Albert Snyder says Westboro Baptist Church protesters ruined his son's funeral. The church says it has a right to free speech. The justices asked a lot of hypothetical questions about what constitutes allowable speech.
The Carroll County Times/Dave Munch/AP
In a classic battle over free speech in America, the US Supreme Court on Wednesday took up the case of a grieving father who said his son’s military funeral was tarnished forever by religious zealots wielding offensive signs and a message of hate.
At issue in the case is whether noxious, fiery speech is protected by the First Amendment, even when it causes injury to a family attempting to conduct a dignified and respectful funeral service.
“What we are talking about is a private funeral,” lawyer Sean Summers told the justices. “I would hope that the First Amendment wasn’t enacted to allow people to disrupt and harass people at someone else’s private funeral.”

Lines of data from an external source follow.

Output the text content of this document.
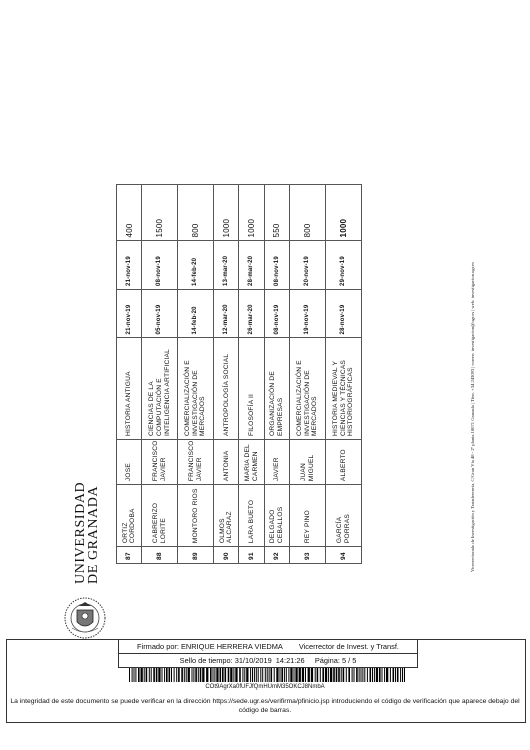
UNIVERSIDAD
DE GRANADA	87	ORTIZ CORDOBA	JOSE	HISTORIA ANTIGUA	21-nov-19	21-nov-19	400
88	CABRERIZO LORITE	FRANCISCO JAVIER	CIENCIAS DE LA COMPUTACIÓN E INTELIGENCIA ARTIFICIAL	05-nov-19	08-nov-19	1500
89	MONTORO RIOS	FRANCISCO JAVIER	COMERCIALIZACIÓN E INVESTIGACIÓN DE MERCADOS	14-feb-20	14-feb-20	800
90	OLMOS ALCARAZ	ANTONIA	ANTROPOLOGÍA SOCIAL	12-mar-20	13-mar-20	1000
91	LARA BUETO	MARIA DEL CARMEN	FILOSOFÍA II	26-mar-20	28-mar-20	1000
92	DELGADO CEBALLOS	JAVIER	ORGANIZACIÓN DE EMPRESAS	08-nov-19	08-nov-19	550
93	REY PINO	JUAN MIGUEL	COMERCIALIZACIÓN E INVESTIGACIÓN DE MERCADOS	19-nov-19	20-nov-19	800
94	GARCÍA PORRAS	ALBERTO	HISTORIA MEDIEVAL Y CIENCIAS Y TÉCNICAS HISTORIOGRÁFICAS	28-nov-19	29-nov-19	1000
Vicerrectorado de Investigación y Transferencia. C/Gran Vía 48 - 2º planta 18071 Granada | Tfno. +34 243093 | correo: investigacion@ugr.es | web: investigacion.ugr.es
Firmado por: ENRIQUE HERRERA VIEDMA        Vicerrector de Invest. y Transf.
Sello de tiempo: 31/10/2019  14:21:26     Página: 5 / 5
COt9AgrXa0fUFJfQmHUmM35OKCJ8NmbA
La integridad de este documento se puede verificar en la dirección https://sede.ugr.es/verifirma/pfinicio.jsp introduciendo el código de verificación que aparece debajo del código de barras.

The protest was carried out by seven members of the Westboro Baptist Church, which is nationally known for its highly offensive protests. The Topeka, Kan.-based group believes God is punishing the United States for its tolerance of gay rights by causing US service members to die in overseas wars. Church members display signs proclaiming: “Thank God for Dead Soldiers” and “You’re Going to Hell.”
“The words that were at issue in this case were people from a church delivering a religious viewpoint, commenting not only on the broader public issues [but also] about the morals of the nation,” Westboro’s lawyer, Margie Phelps, told the court.